В красных же городах, где пулей не достать и веревку не намылить, население старались задушить голодом, спекуляцией.
— Надежда на нас, чекистов! — Феликс Эдмундович приложил ладонь к красному пятну на карте, словно пытаясь прикрыть, защитить его. — Чрезвычайные комиссии должны быть всюду, в каждой губернии. Настало время созвать Всероссийскую конференцию ЧК. Вам предстоит принять деятельное участие в ее подготовке.
Мартын кивнул в знак согласия.
Феликс Эдмундович вернулся к столу, достал из ящика исписанный лист бумаги.
— Я набросал объявление о созыве конференции. Суть его в необходимости создания на всем пространстве Советской России сильных, специально приспособленных органов, которые повсеместно, в тесном контакте смогли бы вести самую беспощадную борьбу со всеми врагами Советской власти.
«На всем пространстве Советской России!» — мысленно повторил Мартын.
— Конференцию думаю созвать десятого июня, чтобы в губернских и областных Совдепах, где нет Чрезвычайных комиссий, начали их формировать…
Сейчас Мартын шагал и думал, что все вопросы, которые должна обсудить конференция, важные, основополагающие, но самое главное — люди! Люди, которые работают и будут работать в Чека. Не по душе ему, что в комиссии входят левые эсеры. Они щедры на сверхреволюционные фразы, а демагогия — главное их оружие. После IV съезда Советов, ратифицировавшего Брестский мир, левые эсеры в знак протеста ушли из Совета Народных Комиссаров, но остались во ВЦИКе и остались в ЧК. При первой же возможности надо добиться, чтобы их убрали из ВЧК. Революцию могут охранять только верные люди. Так думал Мартын, потому что всегда привык думать о деле.
Рядом бежала невидимая отсюда река. Усталый ветерок нес в Александровский сад неполные пригоршни прохлады и, как мог, остужал воздух, землю, кирпичи Кремлевской стены от дневного зноя. К прохладе тянулись и парочки.
Мартын вспомнил: когда-то на этой аллее звенели офицерские шпоры, благоухали духи дам… Мастеровой не шел сюда со своей ухажеркой. Теперь тут полно рабочих парией, красноармейцев с девушками, которых раньше презрительно называли кухарками. Только и тогда и теперь он, Мартын, гулял один.

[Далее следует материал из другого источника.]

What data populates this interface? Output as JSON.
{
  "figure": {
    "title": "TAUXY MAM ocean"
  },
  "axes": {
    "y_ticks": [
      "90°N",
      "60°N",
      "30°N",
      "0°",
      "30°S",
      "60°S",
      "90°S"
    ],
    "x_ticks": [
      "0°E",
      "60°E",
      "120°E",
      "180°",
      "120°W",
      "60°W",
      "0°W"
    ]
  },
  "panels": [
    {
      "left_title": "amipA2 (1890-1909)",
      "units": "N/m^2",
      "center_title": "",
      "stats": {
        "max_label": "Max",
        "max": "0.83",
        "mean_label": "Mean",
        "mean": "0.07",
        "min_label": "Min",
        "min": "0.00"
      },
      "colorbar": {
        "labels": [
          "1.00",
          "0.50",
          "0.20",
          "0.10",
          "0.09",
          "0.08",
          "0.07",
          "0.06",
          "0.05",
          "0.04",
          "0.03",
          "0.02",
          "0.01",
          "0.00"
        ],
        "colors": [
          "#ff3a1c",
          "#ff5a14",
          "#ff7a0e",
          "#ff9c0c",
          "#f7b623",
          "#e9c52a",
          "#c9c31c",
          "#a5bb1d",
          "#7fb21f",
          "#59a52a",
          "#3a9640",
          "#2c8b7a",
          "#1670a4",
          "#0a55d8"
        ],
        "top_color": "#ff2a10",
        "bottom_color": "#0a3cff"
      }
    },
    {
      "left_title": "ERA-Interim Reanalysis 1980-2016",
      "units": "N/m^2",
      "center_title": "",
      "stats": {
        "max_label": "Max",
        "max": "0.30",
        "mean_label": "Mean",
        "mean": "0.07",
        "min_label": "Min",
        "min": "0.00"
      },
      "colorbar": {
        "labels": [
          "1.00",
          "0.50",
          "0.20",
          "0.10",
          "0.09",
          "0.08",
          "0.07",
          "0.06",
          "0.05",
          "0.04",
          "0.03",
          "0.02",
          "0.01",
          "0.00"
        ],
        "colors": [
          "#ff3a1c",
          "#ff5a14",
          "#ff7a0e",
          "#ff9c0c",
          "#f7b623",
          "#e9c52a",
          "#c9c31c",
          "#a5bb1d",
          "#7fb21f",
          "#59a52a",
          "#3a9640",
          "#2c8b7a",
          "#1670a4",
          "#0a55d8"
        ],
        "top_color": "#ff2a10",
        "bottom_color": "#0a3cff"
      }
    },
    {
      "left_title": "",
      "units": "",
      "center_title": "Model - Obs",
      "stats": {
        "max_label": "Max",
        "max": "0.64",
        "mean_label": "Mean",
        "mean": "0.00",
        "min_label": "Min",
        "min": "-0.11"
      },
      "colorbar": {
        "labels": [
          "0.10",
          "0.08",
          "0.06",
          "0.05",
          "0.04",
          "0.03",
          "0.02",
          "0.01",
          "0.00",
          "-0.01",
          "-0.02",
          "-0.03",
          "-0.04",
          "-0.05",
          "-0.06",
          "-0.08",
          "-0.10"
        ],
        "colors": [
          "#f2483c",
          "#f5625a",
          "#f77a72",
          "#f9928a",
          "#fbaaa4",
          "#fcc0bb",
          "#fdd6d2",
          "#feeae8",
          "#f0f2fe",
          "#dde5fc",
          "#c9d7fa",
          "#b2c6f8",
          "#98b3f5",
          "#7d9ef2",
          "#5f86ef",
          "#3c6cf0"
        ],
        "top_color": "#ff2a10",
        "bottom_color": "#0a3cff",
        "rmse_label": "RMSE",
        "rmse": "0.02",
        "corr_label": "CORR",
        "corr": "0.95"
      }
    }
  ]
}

Остановился, запрокинул голову к небу. Над ним особенно ярко сияла Кривая повозка, как латыши называли Большую Медведицу.
У Мартына давняя привычка, еще с детских лет, когда стал пастушком: утром проснулся, тут же вскакивай с постели. Ни на мгновение не разрешай себе понежиться. Сегодня его пробудило имя, которое вынырнуло из сна: Тоня…
— Тоня, — пробормотал он и улыбнулся.
Должно быть, лишь после этого окончательно осознал, что произнес имя Антонии. Опустил веки, повернулся на правый бок, подложил ладонь под голову. Самая любя-мая поза.
Но Мартын уже отдал себе приказ: большое сильное тело одним рывком взлетело с кровати.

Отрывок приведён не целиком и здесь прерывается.